We’re just two months away from the November mid-term elections, and across the country, states are taking steps to make sure voting is more secure.

Pennsylvania is one of those states, but some new changes could wind up costing taxpayers more money.

Over the past several weeks, Jeff Greenburg — Mercer County’s director of elections — and other county officials have been talking with several companies being considered for supplying the county with new voting machines.

Those companies are Clear Ballot, Hart InterCivic, Election Systems & Software, Unisyn Voting Solutions and Dominion Voting Systems.

“When I started here 12 years ago, I never thought I would be talking about cyber issues,” Greenburg said.

Those cyber issues come at the order of Pennsylvania Governor Tom Wolf.

Wolf told all counties to replace their electronic voting systems with machines that leave paper trails, as a safeguard against hacking.

According to state officials, Pennsylvania was one of 21 states targeted by hackers before the 2016 election.

Still, Greenburg believes it’s unlikely Mercer County’s voting computers were targeted, because the computers they use on election night are never connected to the internet.

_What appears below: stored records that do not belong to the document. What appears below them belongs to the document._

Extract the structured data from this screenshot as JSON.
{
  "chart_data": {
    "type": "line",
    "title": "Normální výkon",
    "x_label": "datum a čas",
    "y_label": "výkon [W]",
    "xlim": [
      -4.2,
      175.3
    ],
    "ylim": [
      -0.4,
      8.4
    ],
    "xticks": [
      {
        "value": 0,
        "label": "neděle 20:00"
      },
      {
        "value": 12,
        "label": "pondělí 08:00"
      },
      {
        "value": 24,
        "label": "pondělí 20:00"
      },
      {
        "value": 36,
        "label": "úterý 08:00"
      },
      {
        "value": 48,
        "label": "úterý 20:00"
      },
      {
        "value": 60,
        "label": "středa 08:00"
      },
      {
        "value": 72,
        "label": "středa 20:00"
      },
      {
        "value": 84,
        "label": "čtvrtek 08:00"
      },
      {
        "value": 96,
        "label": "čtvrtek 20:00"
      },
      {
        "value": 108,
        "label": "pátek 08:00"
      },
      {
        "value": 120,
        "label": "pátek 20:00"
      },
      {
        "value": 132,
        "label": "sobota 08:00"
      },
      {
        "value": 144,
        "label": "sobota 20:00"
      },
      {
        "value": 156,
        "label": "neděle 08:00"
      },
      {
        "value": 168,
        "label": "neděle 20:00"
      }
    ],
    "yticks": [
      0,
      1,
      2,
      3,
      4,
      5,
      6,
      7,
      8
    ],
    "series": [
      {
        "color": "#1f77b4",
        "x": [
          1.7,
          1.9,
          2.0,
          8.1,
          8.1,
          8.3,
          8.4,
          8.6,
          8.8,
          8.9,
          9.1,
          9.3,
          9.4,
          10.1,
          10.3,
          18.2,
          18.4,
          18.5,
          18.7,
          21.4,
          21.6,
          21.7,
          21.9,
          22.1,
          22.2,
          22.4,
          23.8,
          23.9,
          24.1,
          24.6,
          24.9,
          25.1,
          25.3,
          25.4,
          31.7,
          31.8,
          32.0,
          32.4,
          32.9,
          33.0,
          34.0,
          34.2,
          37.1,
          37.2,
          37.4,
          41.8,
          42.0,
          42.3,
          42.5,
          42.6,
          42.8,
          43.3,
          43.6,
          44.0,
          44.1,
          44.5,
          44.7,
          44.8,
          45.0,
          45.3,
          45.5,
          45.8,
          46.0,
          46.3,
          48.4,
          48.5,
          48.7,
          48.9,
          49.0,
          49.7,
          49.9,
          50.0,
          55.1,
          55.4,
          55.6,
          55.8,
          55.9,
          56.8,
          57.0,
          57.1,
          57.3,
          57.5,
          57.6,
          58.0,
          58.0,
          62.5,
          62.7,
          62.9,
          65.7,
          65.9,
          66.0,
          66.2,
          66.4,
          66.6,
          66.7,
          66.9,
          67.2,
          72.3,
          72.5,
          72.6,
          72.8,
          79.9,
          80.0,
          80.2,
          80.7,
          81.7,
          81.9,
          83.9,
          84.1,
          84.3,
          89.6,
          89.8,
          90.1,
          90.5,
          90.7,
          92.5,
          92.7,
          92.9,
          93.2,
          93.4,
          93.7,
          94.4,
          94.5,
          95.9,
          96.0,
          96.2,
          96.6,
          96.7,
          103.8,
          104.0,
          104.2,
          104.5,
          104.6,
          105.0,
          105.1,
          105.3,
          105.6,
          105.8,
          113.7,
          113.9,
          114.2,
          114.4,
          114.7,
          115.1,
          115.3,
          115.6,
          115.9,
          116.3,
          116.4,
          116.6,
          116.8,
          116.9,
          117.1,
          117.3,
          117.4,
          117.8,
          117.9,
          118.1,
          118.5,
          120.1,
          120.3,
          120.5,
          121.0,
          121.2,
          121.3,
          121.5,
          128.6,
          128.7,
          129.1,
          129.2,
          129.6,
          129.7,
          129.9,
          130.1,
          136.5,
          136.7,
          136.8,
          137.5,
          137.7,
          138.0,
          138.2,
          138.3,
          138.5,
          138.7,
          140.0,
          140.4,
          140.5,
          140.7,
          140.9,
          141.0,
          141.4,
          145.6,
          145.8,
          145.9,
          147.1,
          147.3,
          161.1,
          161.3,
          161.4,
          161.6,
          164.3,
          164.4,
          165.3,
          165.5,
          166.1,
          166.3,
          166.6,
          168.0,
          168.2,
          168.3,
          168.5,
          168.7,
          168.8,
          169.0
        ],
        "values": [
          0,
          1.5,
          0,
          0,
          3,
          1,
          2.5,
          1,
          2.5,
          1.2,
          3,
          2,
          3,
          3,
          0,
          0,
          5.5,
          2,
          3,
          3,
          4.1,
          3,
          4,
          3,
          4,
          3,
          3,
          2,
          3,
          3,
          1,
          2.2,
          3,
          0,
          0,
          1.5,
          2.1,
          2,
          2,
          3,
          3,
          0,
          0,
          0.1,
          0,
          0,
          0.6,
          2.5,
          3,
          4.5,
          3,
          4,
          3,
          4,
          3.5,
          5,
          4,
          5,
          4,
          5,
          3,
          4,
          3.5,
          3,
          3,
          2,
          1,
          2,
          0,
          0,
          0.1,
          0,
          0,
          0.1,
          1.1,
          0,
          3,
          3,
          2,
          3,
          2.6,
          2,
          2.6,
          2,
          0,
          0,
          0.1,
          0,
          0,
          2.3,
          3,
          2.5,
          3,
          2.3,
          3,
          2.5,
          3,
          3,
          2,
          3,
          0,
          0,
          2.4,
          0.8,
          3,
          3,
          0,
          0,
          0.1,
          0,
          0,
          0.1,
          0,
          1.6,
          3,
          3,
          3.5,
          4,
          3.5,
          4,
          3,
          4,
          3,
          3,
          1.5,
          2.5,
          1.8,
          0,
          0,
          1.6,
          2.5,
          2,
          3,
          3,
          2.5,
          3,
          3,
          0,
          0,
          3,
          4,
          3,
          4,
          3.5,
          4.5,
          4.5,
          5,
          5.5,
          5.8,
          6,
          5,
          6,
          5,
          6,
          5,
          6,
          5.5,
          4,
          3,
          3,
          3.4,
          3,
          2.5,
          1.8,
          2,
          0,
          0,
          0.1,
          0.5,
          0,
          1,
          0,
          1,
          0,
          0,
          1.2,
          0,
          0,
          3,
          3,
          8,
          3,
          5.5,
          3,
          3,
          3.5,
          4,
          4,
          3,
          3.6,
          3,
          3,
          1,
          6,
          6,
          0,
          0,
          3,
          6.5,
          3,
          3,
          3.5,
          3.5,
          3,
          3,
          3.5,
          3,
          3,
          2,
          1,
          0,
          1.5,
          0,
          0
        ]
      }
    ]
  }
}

“No way that I am aware of that someone can hack into a system that’s a stand-alone system,” Greenburg said.

The state has also taken action to try and combat hacking.

Even though state officials say there was no evidence that hackers actually got into Pennsylvania’s election system, Greenburg and dozens of other county leaders went through a training session several weeks ago.

The four-hour session went over different cyber issues that could potentially be encountered.

Taxpayers are wondering how much the new machines will cost and if a change even needed to be made.

Depending on which voting machines the county chooses, it could cost anywhere from $750,000 to $2.5 million — a price a lot of people say is just too much.

“It ain’t going to do much difference for us except to make it more complicated to see who they want in office,” said Christopher Nottingham, of Greenville.

“I think the old system was fine. Our county had a good system, it seemed it was working well,” said Carl Jewell, of Mercer.

There will be some state and federal funding.

Greenburg says Pennsylvania will receive around $13 million, but isn’t exactly sure how much of that will go to Mercer County. He also expects around $100,00 from the state.

“If the state doesn’t come up with funding, the federal government doesn’t come up with any additional funding, the county taxpayers are going to fit the bill,” he said.

The county commissioners will make a decision about which vendor to use by the end of 2018. They plan to introduce the new voting system by November of 2019.